Never Let Me Go
Mark Romanek
par Romain Chareyron
« Vis aujourd’hui comme si tu allais mourir demain! » Une telle assertion s’applique on ne peut mieux aux personnages du nouveau film de Mark Romanek (One Hour Photo), Never Let Me Go. En portant à l’écran le roman éponyme de Kazuo Ishiguro (The Remains of the Day), le réalisateur suit, dans l’Angleterre des années 1970 aux années 1990, les destins croisés de trois compagnons d’infortune : Tommy (Andrew Garfield), Ruth (Keira Knightley) et Kathy (Carrie Mulligan). Infortune car ces derniers se révèlent être des clones façonnés à l’image des humains et dont le seul but, une fois atteint l’âge adulte, est de fournir ces derniers en organes vitaux, jusqu’à en mourir.
Ancré dans un contexte historique et social parfaitement réaliste, le film, construit en trois parties, montre la progression de ces martyrs des temps modernes vers un futur inéluctable sur lequel ils chercheront désespérément à avoir une emprise. Tout l’enjeu scénaristique et visuel du récit sera alors de faire fusionner la petite et la grande histoire, entremêlant les trajectoires sentimentales des héros et la fatalité de leur condition, brassant dans un même mouvement les codes du film d’anticipation et ceux du mélodrame. C’est d’ailleurs sur sa faculté à maintenir – ou non – l’équilibre entre ces influences et à en exploiter tout le potentiel dramatique que va se jouer la réussite de l’entreprise.
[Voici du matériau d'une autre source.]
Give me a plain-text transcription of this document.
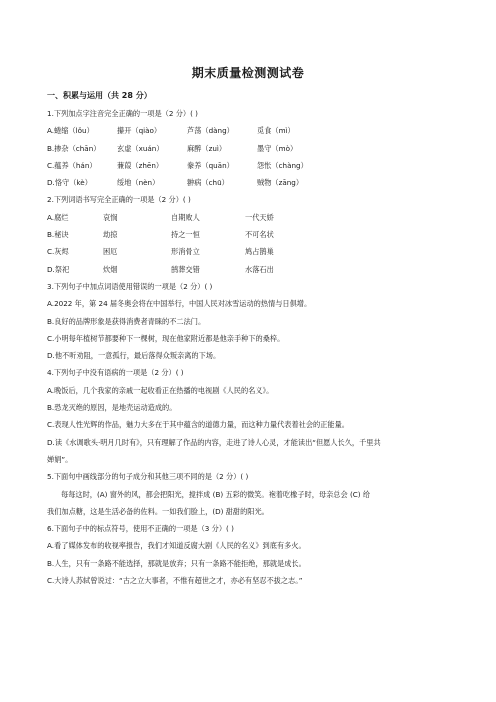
期末质量检测测试卷
一、积累与运用（共 28 分）
1.下列加点字注音完全正确的一项是（2 分）( )
A.蜷缩（lǒu）	攥开（qiào）	芦荡（dàng）	觅食（mì）
B.掺杂（chān）	玄虚（xuán）	麻醉（zuì）	墨守（mò）
C.蕴养（hán）	蒹葭（zhēn）	豢养（quān）	怨怅（chàng）
D.恪守（kè）	绥地（nèn）	翀病（chū）	贼物（zāng）
2.下列词语书写完全正确的一项是（2 分）( )
A.腐烂	哀悯	自期败人	一代天娇
B.秘诀	劫掠	持之一恒	不可名状
C.灰烬	困厄	形消骨立	鸠占鹊巢
D.祭祀	炊烟	鹄葬交错	水落石出
3.下列句子中加点词语使用错误的一项是（2 分）( )
A.2022 年，第 24 届冬奥会将在中国举行，中国人民对冰雪运动的热情与日俱增。
B.良好的品牌形象是获得消费者青睐的不二法门。
C.小明每年植树节都要种下一棵树，现在他家附近都是他亲手种下的桑梓。
D.他不听劝阻，一意孤行，最后落得众叛亲离的下场。
4.下列句子中没有语病的一项是（2 分）( )
A.晚饭后，几个我家的亲戚一起收看正在热播的电视剧《人民的名义》。
B.恐龙灭绝的原因，是地壳运动造成的。
C.表现人性光辉的作品，魅力大多在于其中蕴含的道德力量，而这种力量代表着社会的正能量。
D.读《水调歌头·明月几时有》，只有理解了作品的内容，走进了诗人心灵，才能读出“但愿人长久，千里共
婵娟”。
5.下面句中画线部分的句子成分和其他三项不同的是（2 分）( )
每每这时，(A) 窗外的风，都会把阳光，搅拌成 (B) 五彩的微笑。袍着吃橡子时，母亲总会 (C) 给
我们加点糖，这是生活必备的佐料。一如我们脸上，(D) 甜甜的阳光。
6.下面句子中的标点符号，使用不正确的一项是（3 分）( )
A.看了媒体发布的收视率报告，我们才知道反腐大剧《人民的名义》到底有多火。
B.人生，只有一条路不能选择，那就是放弃；只有一条路不能拒绝，那就是成长。
C.大诗人苏轼曾说过：“古之立大事者，不惟有超世之才，亦必有坚忍不拔之志。”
Dès les premiers plans, sur un pensionnat de la campagne anglaise, le film instaure, en mode mineur, un phénomène de dissension entre l’être et le paraître qu’il ne cessera de creuser au fil du récit. À l’instar de ceux du Village des Damnés, les enfants aux doux visages qui habitent les lieux se révèlent progressivement comme des êtres « différents », et le cadre bucolique où se déroule l’action livre peu à peu ses noirs secrets. C’est cette partie, pivot de l’intrigue, qui apparaît comme la plus faible des trois. La révélation, faite simultanément au spectateur et aux enfants sur la véritable nature de ces derniers, arrive très – trop – tôt dans le film, sans avoir permis au récit de construire une dramaturgie propice à un tel dévoilement. De plus, l’absence de réaction de la part des enfants, de même que la façon dont le film, à l’inverse du roman, élude les implications humaines et morales de tels actes, en phagocytent quelque peu la portée.
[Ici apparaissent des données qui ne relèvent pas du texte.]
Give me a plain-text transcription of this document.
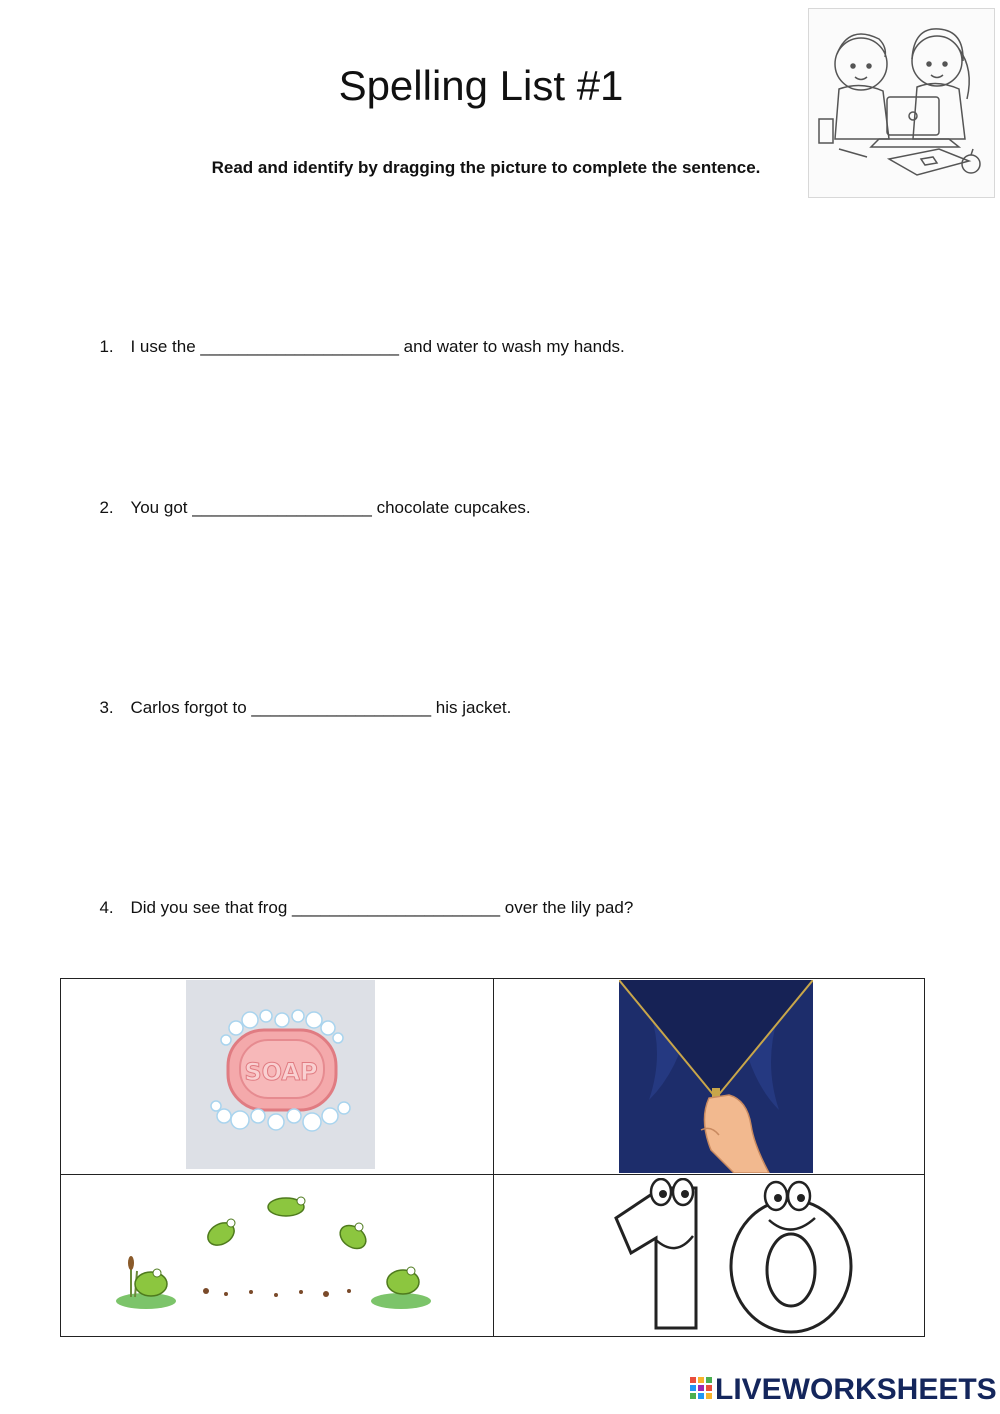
Spelling List #1
Read and identify by dragging the picture to complete the sentence.

1. I use the _____________________ and water to wash my hands.

2. You got ___________________ chocolate cupcakes.

3. Carlos forgot to ___________________ his jacket.

4. Did you see that frog ______________________ over the lily pad?

SOAP
LIVEWORKSHEETS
Le récit parvient cependant à redresser la barre et à palier la carence générée par cette ellipse initiale lorsqu’il suit le trio dans l’âge adulte, et que l’angoisse du jour où ils seront appelés à accomplir leur funeste destinée devient une réalité de plus en plus concrète. Le véritable enjeu du film se trouve alors dans la tension produite par le décalage entre les aspirations des personnages à donner un sens à leur existence et cette impossibilité ontologique à se projeter dans une vie au-delà des limites imposées par leur état. D’une telle dichotomie naissent l’originalité du film et ses moments les plus forts car, en faisant de ses protagonistes des êtres en marche vers leur mort, il offre par la même occasion une réflexion sur la capacité inhérente à l’image filmique de fixer pour toujours des instants fugaces, avant que le temps ne les engouffre à tout jamais. De là émergent la mélancolie et la beauté élégiaque qui traversent certaines scènes, et culminent dans les dernières minutes du film, où Kathy (Carrie Mulligan, parfaite d’intensité et d’émotions contenues), dernière survivante du groupe, s’interroge sur ce qui fait la valeur d’une vie.
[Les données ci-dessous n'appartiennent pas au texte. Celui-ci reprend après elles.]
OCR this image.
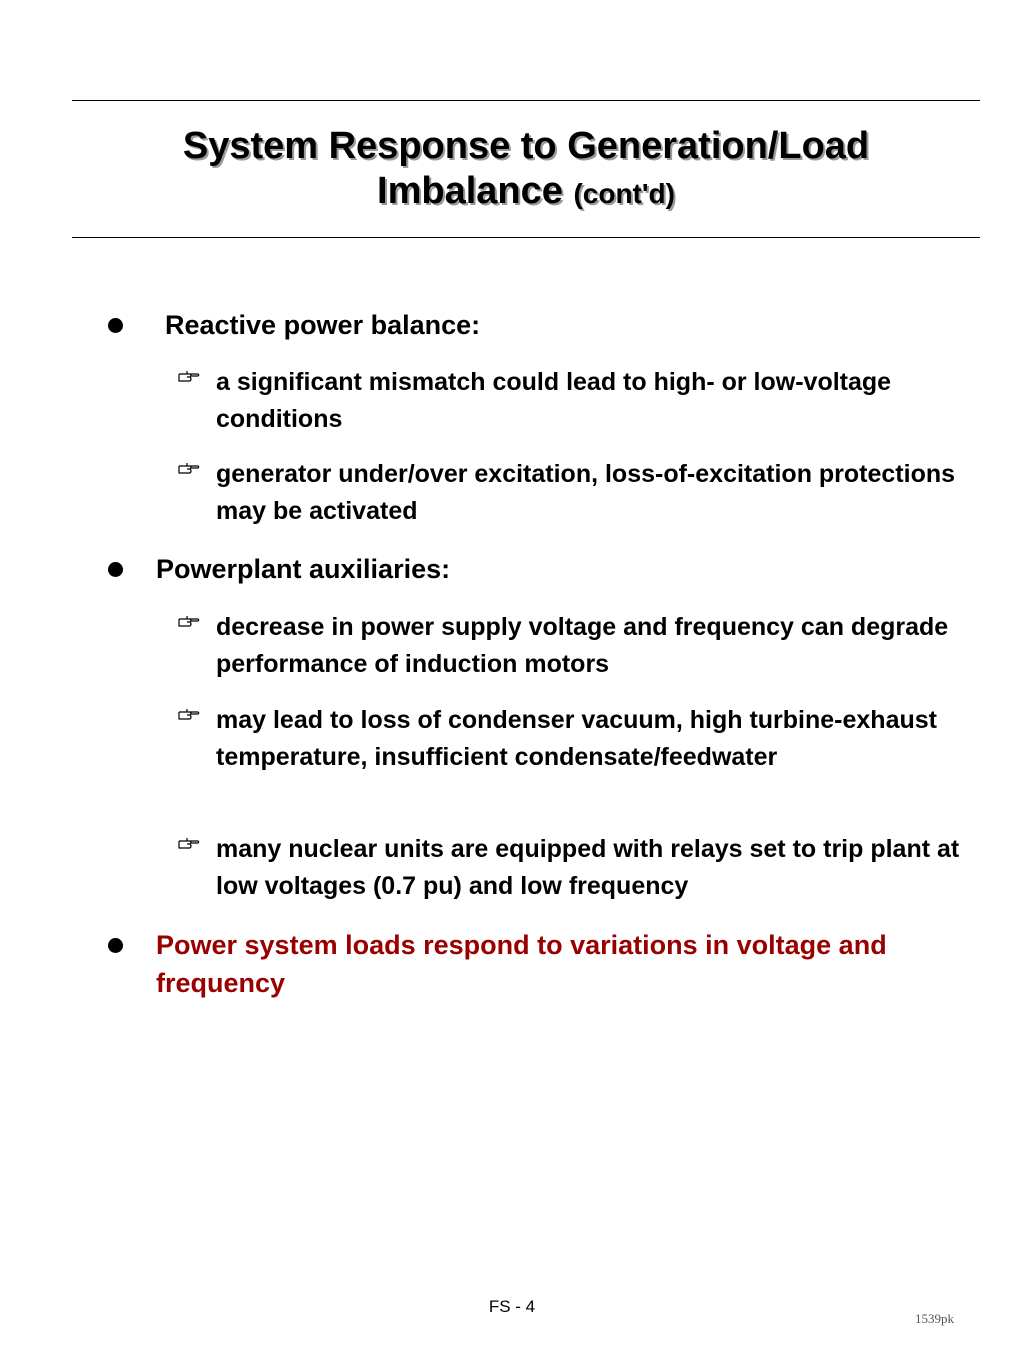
System Response to Generation/Load
Imbalance (cont'd)
Reactive power balance:
a significant mismatch could lead to high- or low-voltage conditions
generator under/over excitation, loss-of-excitation protections may be activated
Powerplant auxiliaries:
decrease in power supply voltage and frequency can degrade performance of induction motors
may lead to loss of condenser vacuum, high turbine-exhaust temperature, insufficient condensate/feedwater
many nuclear units are equipped with relays set to trip plant at low voltages (0.7 pu) and low frequency
Power system loads respond to variations in voltage and frequency
FS - 4
1539pk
Lorsque, dans le dernier acte, le nud dramatique se resserre et la tragédie touche finalement les protagonistes, la caméra, qui s’attarde sur les visages, nous amène au plus près de leurs souffrances et de leurs épreuves. Dans ces moments-là, le film apporte, tout en délicatesse, la réponse à la question que certains se posaient concernant les clones: oui, ces derniers ont une âme, et c’est elle qui est le cur palpitant de ce film.